Eu confesso que, no que toca a estas coisas, me inclino mais para o cético. Não digo preto no branco que não existe, mas sou uma mulher de ciência: tendo a acreditar no que é palpável, no que se pode provar sem contestação. No que toca a estes fenómenos, na minha opinião, muitos deles poderão ser manifestações do subconsciente.

 

Mas, lá está, compreendo o apelo, sobretudo se estivermos a falar de entes queridos. Além de que, como diria Albus Dumbledore, só porque ocorre nas nossas cabeças, não significa que não seja real. Como li algures no Twitter, estes fenómenos serão tão reais quanto uma pessoa necessite que sejam – desde que, claro, como também diria Dumbledore, não nos percamos em fantasias e nos alheemos por completo do presente.

 

 

O que nos leva, de novo, à letra de Ghosts. Nesta, os fenómenos sobrenaturais são retratados como uma fonte de consolo, um mundo para onde Mike foge durante a noite. Não existem referências diretas a Chester em parte nenhuma desta canção, nem Mike falou dele a propósito de Ghosts, tanto quanto sei. Mas é possível que Mike interprete estas manifestações como sinais enviados pelo amigo. É possível que ele encontre algum consolo nisso, na “presença” do amigo.

 

Não me interpretem mal, isto são apenas especulações minhas. Não acredito que Mike alguma vez confirme esta minha teoria – o que é compreensível.

 

No que toca a estas coisas do sobrenatural, gosto muito mais deste lado agridoce do que da faceta assustadora. O mundo real assusta muito mais, sobretudo os seres humanos, não precisamos de inventar coisas sobrenaturais para nos assustarem.
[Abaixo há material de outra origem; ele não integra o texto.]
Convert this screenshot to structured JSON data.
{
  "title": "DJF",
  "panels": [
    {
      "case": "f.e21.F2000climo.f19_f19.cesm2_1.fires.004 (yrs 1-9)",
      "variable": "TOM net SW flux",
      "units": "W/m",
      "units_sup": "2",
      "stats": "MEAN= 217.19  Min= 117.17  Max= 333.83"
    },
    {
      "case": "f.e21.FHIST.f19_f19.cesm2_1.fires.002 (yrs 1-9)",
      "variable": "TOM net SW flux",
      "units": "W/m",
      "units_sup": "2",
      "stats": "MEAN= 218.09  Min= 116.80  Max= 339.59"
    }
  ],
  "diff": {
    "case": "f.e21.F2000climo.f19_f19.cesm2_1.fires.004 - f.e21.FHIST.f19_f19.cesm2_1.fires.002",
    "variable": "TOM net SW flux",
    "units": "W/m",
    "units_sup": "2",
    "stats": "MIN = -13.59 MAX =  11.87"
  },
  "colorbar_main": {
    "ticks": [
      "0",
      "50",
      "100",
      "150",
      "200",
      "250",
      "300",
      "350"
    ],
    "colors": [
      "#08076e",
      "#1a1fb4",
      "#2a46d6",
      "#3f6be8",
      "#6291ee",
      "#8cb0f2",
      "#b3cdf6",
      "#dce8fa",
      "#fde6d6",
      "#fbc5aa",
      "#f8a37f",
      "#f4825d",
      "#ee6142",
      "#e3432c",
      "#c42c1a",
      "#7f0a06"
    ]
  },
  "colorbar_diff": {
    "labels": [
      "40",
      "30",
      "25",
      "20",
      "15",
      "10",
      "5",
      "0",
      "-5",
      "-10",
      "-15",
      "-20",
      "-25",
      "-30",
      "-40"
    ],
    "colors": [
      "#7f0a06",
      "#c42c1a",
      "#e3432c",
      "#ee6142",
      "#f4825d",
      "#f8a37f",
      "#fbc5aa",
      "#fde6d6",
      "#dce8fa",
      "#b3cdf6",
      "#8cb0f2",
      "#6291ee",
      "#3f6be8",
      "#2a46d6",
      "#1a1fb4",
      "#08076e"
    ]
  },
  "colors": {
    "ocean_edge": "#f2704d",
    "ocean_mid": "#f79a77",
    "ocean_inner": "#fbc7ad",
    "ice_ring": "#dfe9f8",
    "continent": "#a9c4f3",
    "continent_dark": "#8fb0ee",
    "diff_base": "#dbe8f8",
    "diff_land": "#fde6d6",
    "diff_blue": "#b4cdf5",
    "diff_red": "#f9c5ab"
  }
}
É por isso que não acho piada quase nenhuma ao Dia das Bruxas.

 

Mas estou a desviar-me.

 

I.O.U. é a faixa de que menos gosto em Post Traumatic. Não porque seja má, antes porque não faz muito o meu estilo: um tema puramente hip-hop, com muito “braggadocio”, que Mike terá composto a pensar em Fort Minor. Tenho vindo a descobrir que não gosto assim tanto desse estilo musical.

 

 

Não que não aprecie nada em I.O.U. – por exemplo, gosto imenso dos versos “Used to be the quiet kid in the sandbox, now it’s ‘hands up’ everytime that your man rocks”

 

Our man, o nosso homem. O nosso Mike. Ah ah!

 

Segundo o próprio, os amigo de Mike terão ficado descansados quando o ouviram a disparatar (a expressão que ele usou foi “talking shit”) numa música de rap. Era sinal de que ele estava a recuperar, a voltar a ser o Mike que conheciam e adoravam. Por isso é que não me queixo. Mais uma vez, se isso o fizer feliz…

 

Mas continuo a preferir rap/hip-hop temperado com outros estilos musicais, como em Post Traumatic e em quase toda a discografia dos Linkin Park.

 

 

Um exemplo disso é Running From My Shadow – uma música com a participação de grandson, com um estilo que é um denominador comum à maioria de Post Traumatic.

 

A letra fala sobre, bem, fugir da própria sombra: negração, procrastinação, empurrar problemas com a barriga, ciclos viciosos. Segundo Mike, Running From My Shadow não fala sobre uma situação específica, antes sobre uma infinidade de momentos diferentes, um padrão na sua vida.

 

Confesso que também tenho esse defeito, até certo ponto: complicando questões que poderia ter resolvido de maneira simples se as tivesse encarado como uma mulher adulta, boicotando-me a mim mesma, como reza Caught in the Middle. Já fui pior.

 

Destaco o verso de grandson, que resume bem a mensagem da canção: “Running from my shadow, now my shadow is my only friend!”. Se continuamos sempre a adiar, a adiar, um dia a batata quente explode-nos nas mãos. E não há ninguém que possamos culpar ou a quem recorrer senão a nós mesmos.

 

 

World’s on Fire tem uma sonoridade interessante. Começa minimalista e assim se mantém até ao primeiro refrão. Ganha, depois, alguns elementos eletrónicos que fazem lembrar Robot Boy.

 

Quando falámos sobre o vídeo de Nothing Makes Sense Anymore, comentámos que este parece comparar o que aconteceu à vida de Mike com os incêndios na Califórnia, no final de 2017. A letra de World’s on Fire também pega nessa metáfora – desta vez para dizer, em suma, “when the world’s on fire, all I need is you”. “

 

You” é quase de certeza a esposa de Mike, Anna Shinoda, talvez também os seus filhos. Numa altura em que, como temos assinalado várias vezes neste texto, uma parte do mundo de Mike ardeu, Anna terá sido o seu porto de abrigo, o seu consolo, quem o impediu de ir completamente abaixo. Mesmo que Mike perca tudo, só precisa dela para sobreviver.

 

E tem razão. Por muito que se fale, que se escreva, o que mais importa são as pessoas. O resto é irrelevante.

 

Por outro lado, tenho vindo a reparar que o refrão de World’s On Fire parece ter sido composto a pensar na voz de Chester – não tanto a melodia principal, mais os backvocals mais agudos. Fazem lembrar algumas canções dos Linkin Park, como por exemplo Waiting for the End ou Rebellion, em que as vozes dos dois harmonizavam, com Chester cantando as melodias mais agudas, regra geral. Não me custa imaginá-lo fazendo o mesmo nesta canção.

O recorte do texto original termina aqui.